Dolja joined the OSU faculty in 1994 and is considered a leading expert in molecular plant virology, comparative genomics and the evolutionary history of viruses. His research group has made significant contributions to the functional genomics of closteroviruses, one of the most devastating groups of plant viral pathogens. Dolja’s research on closteroviruses has yielded powerful insights and tools on functional genomics and pathogen control in the grapevine crop.

In a long-term collaborative project, Dolja and a colleague developed the concept of the ancient “Virus World,” which focuses on the interplay of viruses and cells throughout history of life. Among Dolja’s most important work is his study on the evolution of RNA viruses, which remains a fundamental breakthrough in the field of evolutionary genomics.

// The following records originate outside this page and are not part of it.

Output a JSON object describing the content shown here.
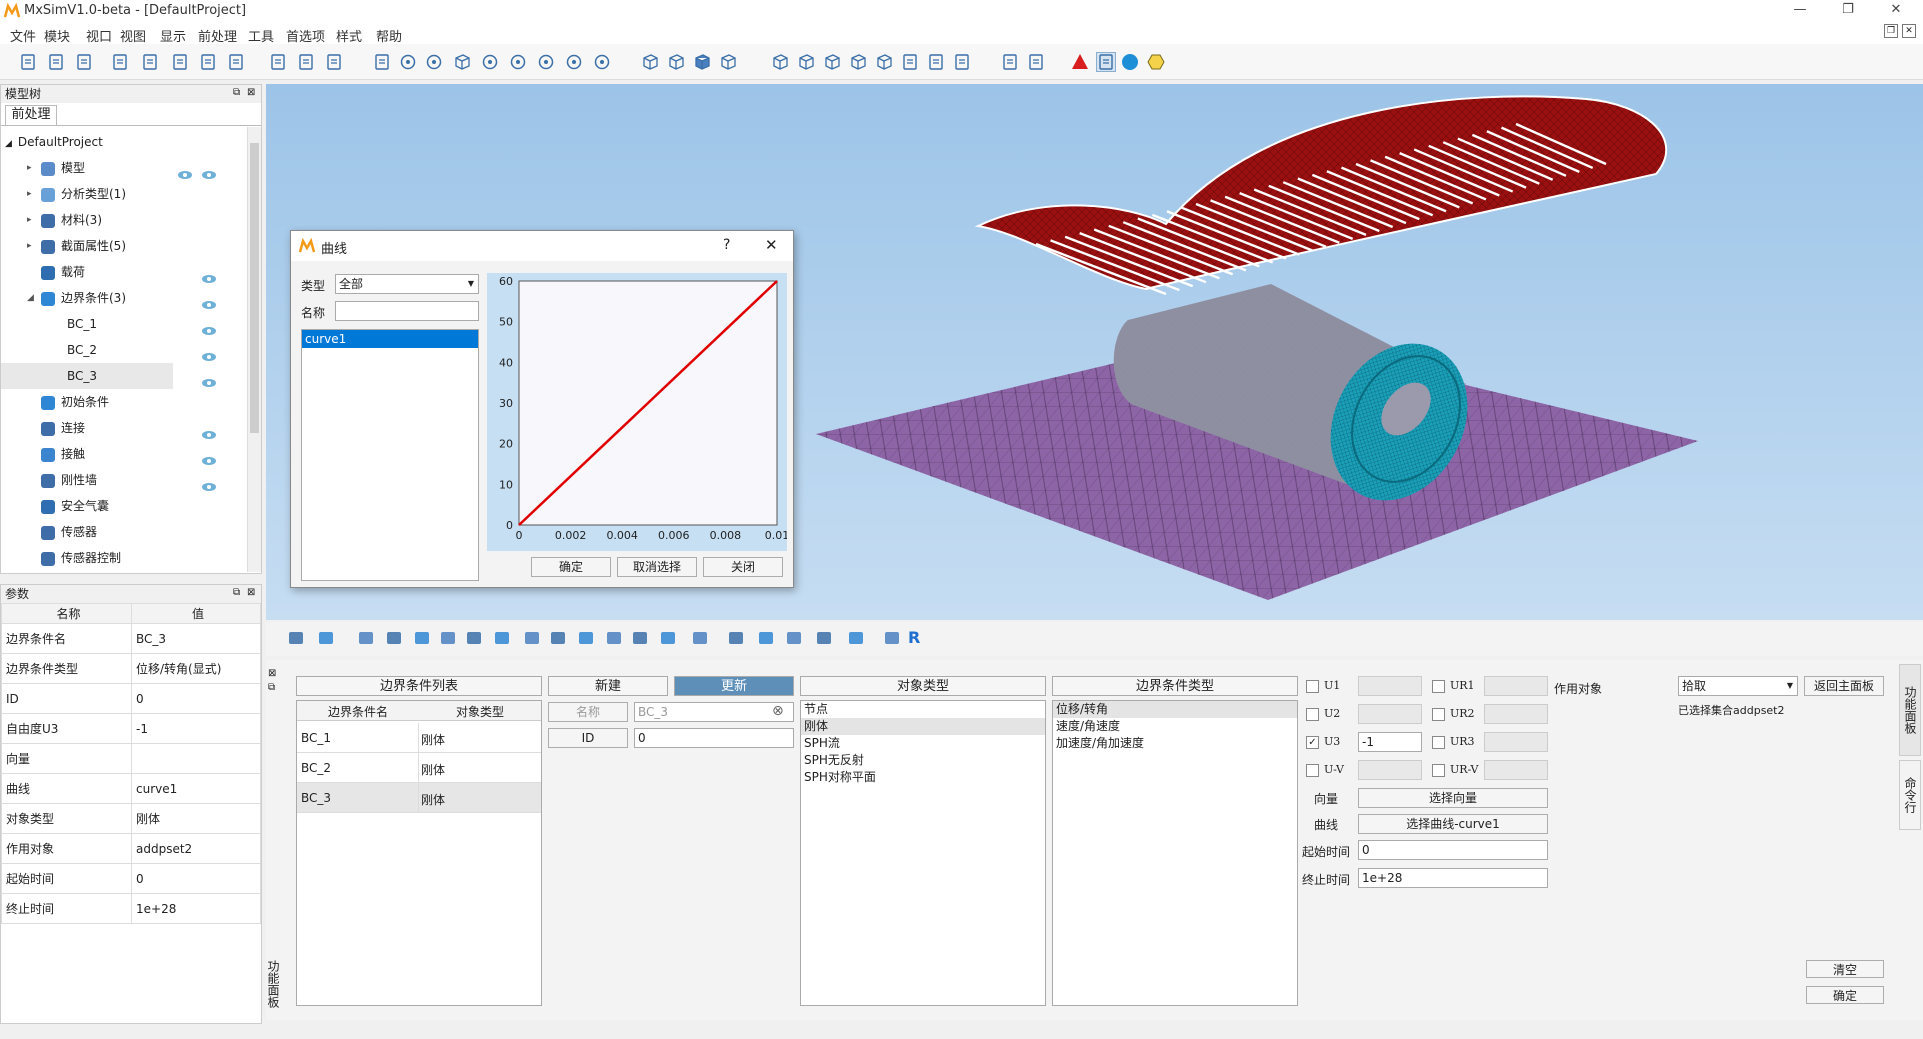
{
  "app": {
    "title": "MxSimV1.0-beta - [DefaultProject]"
  },
  "menu": [
    "文件",
    "模块",
    "视口",
    "视图",
    "显示",
    "前处理",
    "工具",
    "首选项",
    "样式",
    "帮助"
  ],
  "icons": [
    "new-file-icon",
    "open-file-icon",
    "save-icon",
    "export-icon",
    "import-icon",
    "mesh-icon",
    "screen-icon",
    "monitor-icon",
    "gear-icon",
    "frame-icon",
    "move-icon",
    "fit-icon",
    "rotate-icon",
    "rotate-x-icon",
    "cube-rotate-icon",
    "rotate-90-icon",
    "rotate-90b-icon",
    "reset-icon",
    "zoom-out-icon",
    "zoom-in-icon",
    "wire-cube-icon",
    "grid-cube-icon",
    "solid-cube-icon",
    "mesh-cube-icon",
    "view-front-icon",
    "view-back-icon",
    "view-left-icon",
    "view-right-icon",
    "view-top-icon",
    "axis-icon",
    "axis2-icon",
    "axis3-icon",
    "layout-icon",
    "windows-icon",
    "warning-icon",
    "select-node-icon",
    "sphere-icon",
    "hexagon-icon"
  ],
  "tree": {
    "dock_title": "模型树",
    "tab": "前处理",
    "root": "DefaultProject",
    "items": [
      {
        "label": "模型",
        "eye": true
      },
      {
        "label": "分析类型(1)",
        "eye": false
      },
      {
        "label": "材料(3)",
        "eye": false
      },
      {
        "label": "截面属性(5)",
        "eye": false
      },
      {
        "label": "载荷",
        "eye": true
      },
      {
        "label": "边界条件(3)",
        "eye": true
      },
      {
        "label": "BC_1",
        "eye": true
      },
      {
        "label": "BC_2",
        "eye": true
      },
      {
        "label": "BC_3",
        "eye": true
      },
      {
        "label": "初始条件",
        "eye": false
      },
      {
        "label": "连接",
        "eye": true
      },
      {
        "label": "接触",
        "eye": true
      },
      {
        "label": "刚性墙",
        "eye": true
      },
      {
        "label": "安全气囊",
        "eye": false
      },
      {
        "label": "传感器",
        "eye": false
      },
      {
        "label": "传感器控制",
        "eye": false
      }
    ]
  },
  "params": {
    "dock_title": "参数",
    "head_name": "名称",
    "head_value": "值",
    "rows": [
      {
        "k": "边界条件名",
        "v": "BC_3"
      },
      {
        "k": "边界条件类型",
        "v": "位移/转角(显式)"
      },
      {
        "k": "ID",
        "v": "0"
      },
      {
        "k": "自由度U3",
        "v": "-1"
      },
      {
        "k": "向量",
        "v": ""
      },
      {
        "k": "曲线",
        "v": "curve1"
      },
      {
        "k": "对象类型",
        "v": "刚体"
      },
      {
        "k": "作用对象",
        "v": "addpset2"
      },
      {
        "k": "起始时间",
        "v": "0"
      },
      {
        "k": "终止时间",
        "v": "1e+28"
      }
    ]
  },
  "dialog": {
    "title": "曲线",
    "help": "?",
    "close": "✕",
    "type_label": "类型",
    "type_value": "全部",
    "name_label": "名称",
    "name_value": "",
    "list": [
      "curve1"
    ],
    "ok": "确定",
    "deselect": "取消选择",
    "close_btn": "关闭"
  },
  "chart_data": {
    "type": "line",
    "xlim": [
      0,
      0.01
    ],
    "ylim": [
      0,
      60
    ],
    "x_ticks": [
      "0",
      "0.002",
      "0.004",
      "0.006",
      "0.008",
      "0.01"
    ],
    "y_ticks": [
      "0",
      "10",
      "20",
      "30",
      "40",
      "50",
      "60"
    ],
    "series": [
      {
        "x": [
          0,
          0.01
        ],
        "y": [
          0,
          60
        ],
        "color": "#e00000"
      }
    ]
  },
  "func": {
    "list_header": "边界条件列表",
    "col_name": "边界条件名",
    "col_type": "对象类型",
    "rows": [
      {
        "name": "BC_1",
        "type": "刚体"
      },
      {
        "name": "BC_2",
        "type": "刚体"
      },
      {
        "name": "BC_3",
        "type": "刚体"
      }
    ],
    "new_btn": "新建",
    "update_btn": "更新",
    "name_label": "名称",
    "name_placeholder": "BC_3",
    "id_label": "ID",
    "id_value": "0",
    "obj_type_header": "对象类型",
    "obj_types": [
      "节点",
      "刚体",
      "SPH流",
      "SPH无反射",
      "SPH对称平面"
    ],
    "bc_type_header": "边界条件类型",
    "bc_types": [
      "位移/转角",
      "速度/角速度",
      "加速度/角加速度"
    ],
    "dofs_left": [
      {
        "label": "U1",
        "checked": false,
        "value": ""
      },
      {
        "label": "U2",
        "checked": false,
        "value": ""
      },
      {
        "label": "U3",
        "checked": true,
        "value": "-1"
      },
      {
        "label": "U-V",
        "checked": false,
        "value": ""
      }
    ],
    "dofs_right": [
      {
        "label": "UR1",
        "checked": false
      },
      {
        "label": "UR2",
        "checked": false
      },
      {
        "label": "UR3",
        "checked": false
      },
      {
        "label": "UR-V",
        "checked": false
      }
    ],
    "target_label": "作用对象",
    "vector_label": "向量",
    "vector_btn": "选择向量",
    "curve_label": "曲线",
    "curve_btn": "选择曲线-curve1",
    "start_label": "起始时间",
    "start_value": "0",
    "end_label": "终止时间",
    "end_value": "1e+28",
    "pick_value": "拾取",
    "return_btn": "返回主面板",
    "selected_text": "已选择集合addpset2",
    "clear_btn": "清空",
    "confirm_btn": "确定",
    "side_tab1": "功能面板",
    "side_tab2": "命令行",
    "left_vtab": "功能面板"
  }
}
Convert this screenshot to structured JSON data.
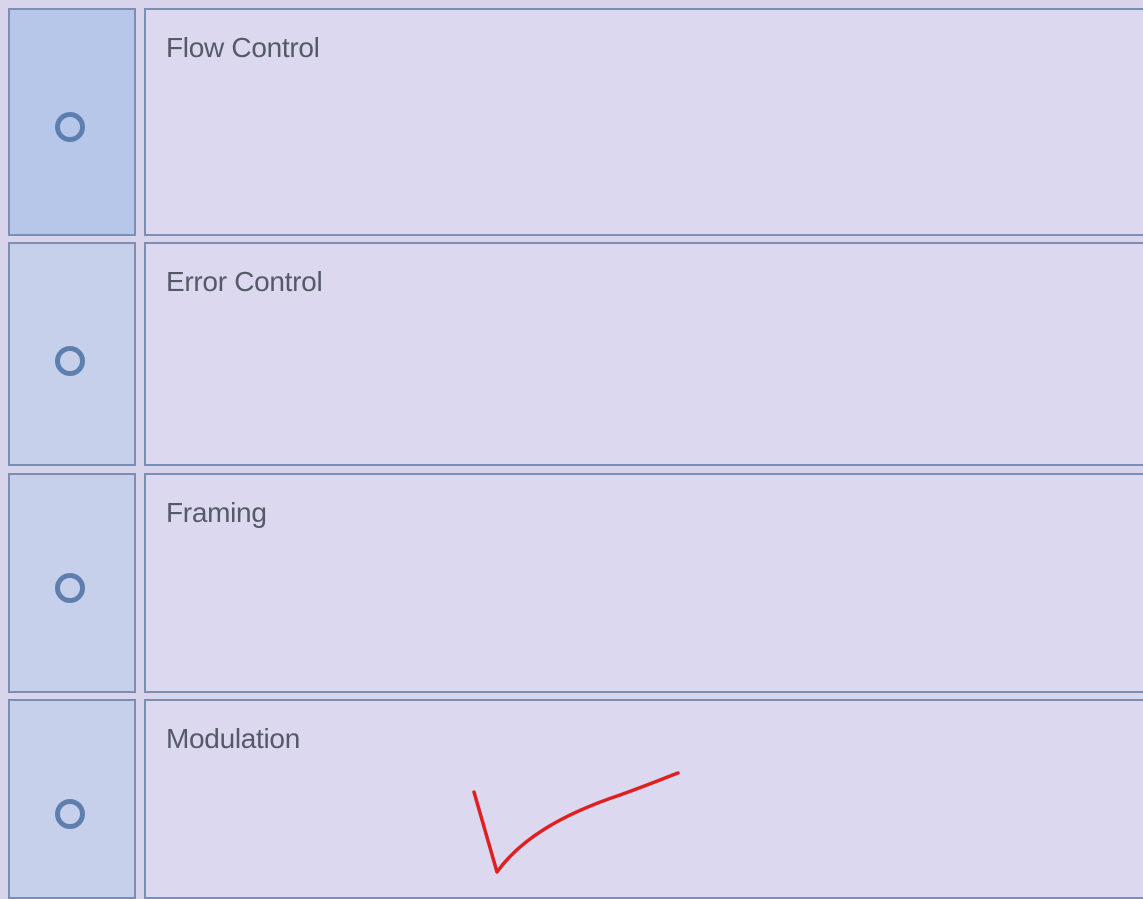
{
  "options": [
    {
      "label": "Flow Control",
      "selected": false
    },
    {
      "label": "Error Control",
      "selected": false
    },
    {
      "label": "Framing",
      "selected": false
    },
    {
      "label": "Modulation",
      "selected": false
    }
  ],
  "colors": {
    "background": "#dcd8f0",
    "radio_cell": "#c6d0ea",
    "border": "#7c8fb3",
    "radio_ring": "#5e7fae",
    "label_text": "#545a66",
    "annotation": "#e02020"
  },
  "annotation": {
    "icon": "check-mark-icon",
    "marks_option": "Modulation"
  }
}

His most recent research has focused on the transport of membranes driven by motor proteins. This research already has resulted in several major discoveries and novel concepts of cytoplasmic streaming and dynamics of plant cell interior. Dolja’s findings in virology, plant cell biology and evolution have been published in leading journals, and he speaks at national and international conferences.

Wood honored by dental academy

At the American Academy of Implant Dentistry annual meeting, held last month in Orlando, Kendall Wood of Corvallis was recognized as an Associate Fellow of the academy.

Wood is one of 655 dentists who hold this membership. To qualify for it, he completed a minimum of 300 hours of postdoctoral instruction in implant dentistry, performed implant cases and passed an examination that include a written test, a series of oral exams and defense of three implant cases he had completed.

Wood’s dental practice is at 869 N.W. 23rd St.